Plus d’un auteur a imité Tatien qui, au deuxième siècle, présenta pour la première fois les « Quatre évangiles en un seul ». Ainsi, N. Bompois, qui publie aujourd’hui Jésus ou l’Évangile selon les évangiles [2], récit continu, sans commentaire, muni seulement d’une trentaine de notes, et dont les titres de chapitres sont empruntés à la célèbre comédie musicale Godspell. Fruit d’une minutieuse harmonisation des textes, cet ouvrage, rédigé dans une langue claire et moderne, doit se lire, selon le vœu de l’auteur, comme un roman que parcourt le frémissement de ceux qui ont écrit la première Histoire de Jésus. A une époque où l’exégèse accuse l’originalité de chacun des évangélistes, cette entreprise a le mérite de souligner leur complémentarité et leur convergence.

Dans son Introduction au Nouveau Testament [3], B. Jay offre une initiation succincte et claire aux études néotestamentaires. Il traite d’abord les questions générales : contenu, canon, apocryphes, textes et traductions du Nouveau Testament ; puis il passe en revue chacun des écrits et leur consacre une notice historique, littéraire et doctrinale. En tête de l’ouvrage figure une bibliographie ; à la fin, un lexique : l’un et l’autre rendront d’utiles services. Préparée d’abord pour les étudiants de la Faculté protestante de théologie de Yaoundé (Cameroun), ce manuel est accessible à un large public.

Le volume Le monde autour de l’an 33 [4] de la collection Larousse « Monde et histoire » fait revivre un grand moment de l’histoire. P. Pierrard consacre d’abord à l’événement central un chapitre liminaire qui retrace la vie du Christ en le replaçant dans son cadre géographique et historique. Sans prendre parti dans le débat sur l’identité véritable de Jésus, Fils de Dieu ou prophète juif, l’auteur, en s’appuyant sur les évangiles canoniques, reconstitue les grandes étapes de son existence terrestre. Même s’il mentionne la Résurrection, il ne la rattache qu’à « l’extraordinaire vie posthume de Jésus de Nazareth ». A l’occasion de cet événement principal, sont présentés l’actualité internationale et certains portraits de contemporains par A. Melchior-Bonnet, les voyages autour du monde par J. Riverain, les sciences et techniques par Th. de Galiana, et la vie quotidienne par G. Rachet. Le texte est entrecoupé de nombreuses et belles illustrations, la plupart en couleurs.

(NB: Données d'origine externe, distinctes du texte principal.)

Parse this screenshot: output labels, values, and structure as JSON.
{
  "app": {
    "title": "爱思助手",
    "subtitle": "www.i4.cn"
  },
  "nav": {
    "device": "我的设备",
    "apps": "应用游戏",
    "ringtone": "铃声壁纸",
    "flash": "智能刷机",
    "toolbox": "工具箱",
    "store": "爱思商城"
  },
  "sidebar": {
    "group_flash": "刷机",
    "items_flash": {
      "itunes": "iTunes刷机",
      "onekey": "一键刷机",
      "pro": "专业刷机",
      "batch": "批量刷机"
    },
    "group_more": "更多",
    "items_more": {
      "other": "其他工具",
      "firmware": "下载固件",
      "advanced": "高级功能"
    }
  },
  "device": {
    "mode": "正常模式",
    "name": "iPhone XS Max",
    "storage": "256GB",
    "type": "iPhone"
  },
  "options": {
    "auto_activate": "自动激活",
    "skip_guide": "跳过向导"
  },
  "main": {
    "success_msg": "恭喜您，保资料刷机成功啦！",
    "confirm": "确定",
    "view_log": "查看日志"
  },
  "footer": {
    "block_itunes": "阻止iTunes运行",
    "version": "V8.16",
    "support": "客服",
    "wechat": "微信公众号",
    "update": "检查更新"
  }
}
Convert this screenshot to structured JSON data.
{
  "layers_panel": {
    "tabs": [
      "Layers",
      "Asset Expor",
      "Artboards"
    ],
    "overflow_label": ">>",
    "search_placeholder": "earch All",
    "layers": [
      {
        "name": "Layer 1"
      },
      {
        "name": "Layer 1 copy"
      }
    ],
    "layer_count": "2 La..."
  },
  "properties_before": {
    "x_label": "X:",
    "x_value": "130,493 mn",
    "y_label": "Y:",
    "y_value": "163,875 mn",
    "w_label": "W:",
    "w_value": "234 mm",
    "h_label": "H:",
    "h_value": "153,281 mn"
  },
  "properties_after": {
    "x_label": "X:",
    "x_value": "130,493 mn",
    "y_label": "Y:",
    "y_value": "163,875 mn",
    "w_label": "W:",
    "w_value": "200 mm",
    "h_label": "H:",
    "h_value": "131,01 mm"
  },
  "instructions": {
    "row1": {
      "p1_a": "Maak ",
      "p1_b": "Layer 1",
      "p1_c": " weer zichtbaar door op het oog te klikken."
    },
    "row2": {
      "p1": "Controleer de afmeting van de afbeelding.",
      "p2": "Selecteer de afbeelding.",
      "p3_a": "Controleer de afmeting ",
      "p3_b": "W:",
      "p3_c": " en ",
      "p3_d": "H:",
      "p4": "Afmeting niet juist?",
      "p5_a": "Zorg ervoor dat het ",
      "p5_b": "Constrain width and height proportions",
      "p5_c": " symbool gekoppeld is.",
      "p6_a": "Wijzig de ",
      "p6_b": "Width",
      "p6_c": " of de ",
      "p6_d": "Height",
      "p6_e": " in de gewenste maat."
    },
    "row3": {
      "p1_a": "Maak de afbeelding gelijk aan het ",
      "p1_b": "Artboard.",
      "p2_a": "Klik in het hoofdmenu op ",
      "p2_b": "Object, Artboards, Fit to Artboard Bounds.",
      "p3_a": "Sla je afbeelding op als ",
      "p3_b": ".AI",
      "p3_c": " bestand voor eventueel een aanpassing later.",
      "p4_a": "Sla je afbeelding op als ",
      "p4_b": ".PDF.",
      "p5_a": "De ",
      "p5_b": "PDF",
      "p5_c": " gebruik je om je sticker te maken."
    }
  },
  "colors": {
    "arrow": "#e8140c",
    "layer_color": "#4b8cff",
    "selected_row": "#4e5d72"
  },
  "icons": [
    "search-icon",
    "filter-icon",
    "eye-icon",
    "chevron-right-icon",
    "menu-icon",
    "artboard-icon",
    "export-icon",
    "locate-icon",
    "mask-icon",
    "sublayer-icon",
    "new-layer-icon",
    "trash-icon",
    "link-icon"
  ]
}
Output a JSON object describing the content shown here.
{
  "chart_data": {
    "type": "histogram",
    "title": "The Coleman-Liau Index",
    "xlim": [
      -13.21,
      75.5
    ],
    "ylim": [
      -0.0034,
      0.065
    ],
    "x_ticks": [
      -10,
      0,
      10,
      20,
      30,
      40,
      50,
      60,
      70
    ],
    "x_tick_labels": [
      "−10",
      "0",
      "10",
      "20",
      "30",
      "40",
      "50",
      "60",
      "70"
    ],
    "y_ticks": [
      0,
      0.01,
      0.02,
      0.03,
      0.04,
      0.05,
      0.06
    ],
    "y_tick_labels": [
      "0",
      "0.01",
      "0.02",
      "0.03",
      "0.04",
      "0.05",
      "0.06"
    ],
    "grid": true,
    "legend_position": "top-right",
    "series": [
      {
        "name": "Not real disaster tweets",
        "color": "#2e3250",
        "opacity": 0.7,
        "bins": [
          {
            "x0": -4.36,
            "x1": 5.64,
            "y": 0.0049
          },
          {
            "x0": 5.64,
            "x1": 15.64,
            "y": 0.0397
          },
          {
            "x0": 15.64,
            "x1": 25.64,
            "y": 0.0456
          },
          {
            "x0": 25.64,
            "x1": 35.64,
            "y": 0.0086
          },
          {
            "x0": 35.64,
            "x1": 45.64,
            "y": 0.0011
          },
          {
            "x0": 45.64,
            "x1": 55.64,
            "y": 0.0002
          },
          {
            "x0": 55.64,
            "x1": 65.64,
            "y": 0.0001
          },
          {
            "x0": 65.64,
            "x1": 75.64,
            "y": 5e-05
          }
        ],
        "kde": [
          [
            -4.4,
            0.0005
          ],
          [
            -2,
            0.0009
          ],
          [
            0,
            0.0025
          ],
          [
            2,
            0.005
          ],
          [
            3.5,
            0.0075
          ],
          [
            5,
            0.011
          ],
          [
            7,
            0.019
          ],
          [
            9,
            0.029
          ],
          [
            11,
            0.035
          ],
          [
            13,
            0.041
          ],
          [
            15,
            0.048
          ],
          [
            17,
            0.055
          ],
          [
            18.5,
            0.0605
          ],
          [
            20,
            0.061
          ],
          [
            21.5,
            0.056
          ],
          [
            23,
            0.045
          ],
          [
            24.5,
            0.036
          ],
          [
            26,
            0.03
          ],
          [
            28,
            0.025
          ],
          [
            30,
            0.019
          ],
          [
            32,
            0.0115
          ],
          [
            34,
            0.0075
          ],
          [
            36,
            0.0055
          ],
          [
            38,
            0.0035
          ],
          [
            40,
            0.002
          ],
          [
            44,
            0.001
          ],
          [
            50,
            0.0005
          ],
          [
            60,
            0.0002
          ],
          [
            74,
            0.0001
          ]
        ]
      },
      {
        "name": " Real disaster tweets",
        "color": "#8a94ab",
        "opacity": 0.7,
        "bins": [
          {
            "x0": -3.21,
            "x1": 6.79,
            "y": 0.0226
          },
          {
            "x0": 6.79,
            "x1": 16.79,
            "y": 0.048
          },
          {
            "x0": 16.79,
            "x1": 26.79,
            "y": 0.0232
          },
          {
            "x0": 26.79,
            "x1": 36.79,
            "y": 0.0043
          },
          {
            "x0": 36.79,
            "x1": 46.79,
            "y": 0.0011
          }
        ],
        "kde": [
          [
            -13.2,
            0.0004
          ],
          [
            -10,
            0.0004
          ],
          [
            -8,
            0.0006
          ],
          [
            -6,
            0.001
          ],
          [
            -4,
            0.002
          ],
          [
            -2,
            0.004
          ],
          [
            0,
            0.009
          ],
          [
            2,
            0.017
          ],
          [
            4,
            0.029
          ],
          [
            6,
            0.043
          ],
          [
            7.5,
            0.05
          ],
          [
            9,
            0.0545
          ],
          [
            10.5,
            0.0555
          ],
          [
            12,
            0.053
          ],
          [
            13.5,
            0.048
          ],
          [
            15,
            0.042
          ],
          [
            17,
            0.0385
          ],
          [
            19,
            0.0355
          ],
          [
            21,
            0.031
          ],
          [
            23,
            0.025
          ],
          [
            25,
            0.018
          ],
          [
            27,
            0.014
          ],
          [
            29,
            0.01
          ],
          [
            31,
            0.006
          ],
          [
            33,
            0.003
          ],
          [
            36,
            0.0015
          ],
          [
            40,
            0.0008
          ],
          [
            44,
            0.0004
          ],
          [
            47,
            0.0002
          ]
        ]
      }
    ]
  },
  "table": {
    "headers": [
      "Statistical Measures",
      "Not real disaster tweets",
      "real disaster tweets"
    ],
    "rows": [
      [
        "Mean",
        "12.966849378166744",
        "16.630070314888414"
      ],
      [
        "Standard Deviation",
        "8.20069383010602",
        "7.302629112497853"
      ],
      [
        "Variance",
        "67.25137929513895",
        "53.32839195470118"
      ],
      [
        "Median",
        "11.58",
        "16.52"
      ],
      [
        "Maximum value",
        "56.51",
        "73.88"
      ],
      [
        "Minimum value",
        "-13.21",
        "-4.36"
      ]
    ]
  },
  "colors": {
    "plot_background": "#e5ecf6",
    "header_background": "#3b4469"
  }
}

2. Histoire et théologie du Nouveau Testament

La collection « Parole de Dieu » présente en traduction française, avec quelques modifications et compléments bibliographiques, l’ouvrage allemand de G. Bornkamm sur Jésus de Nazareth [5], qui dès sa parution en 1956 connut un grand succès en Allemagne. Disciple de Bultmann puis successeur de Dibelius, cet exégète protestant a pris le risque d’écrire une nouvelle « vie de Jésus ». Il s’efforce de retrouver le Jésus de l’histoire par-delà les interprétations théologiques que l’Église primitive a données de sa vie et de son message à la lumière de la Résurrection. Si son œuvre réagit contre une appréciation trop négative du Jésus historique, qui fut celle de ses maîtres, elle reste trop minimaliste aux yeux d’un catholique : ainsi à propos de la conception virginale de Jésus, de sa divinité, de ses titres messianiques. En situant G. Bornkamm dans l’exégèse allemande contemporaine, le Père X. Léon-Dufour, directeur de « Parole de Dieu », a voulu, dans la préface, marquer la valeur et les limites de cette recherche trop liée à la Formgeschichte et à ses présupposés. Le lecteur est donc invité à entrer dans un dialogue critique avec l’auteur de ce beau livre, qui repose avec netteté une question essentielle : le Christ de la foi est-il le Jésus de l’histoire ?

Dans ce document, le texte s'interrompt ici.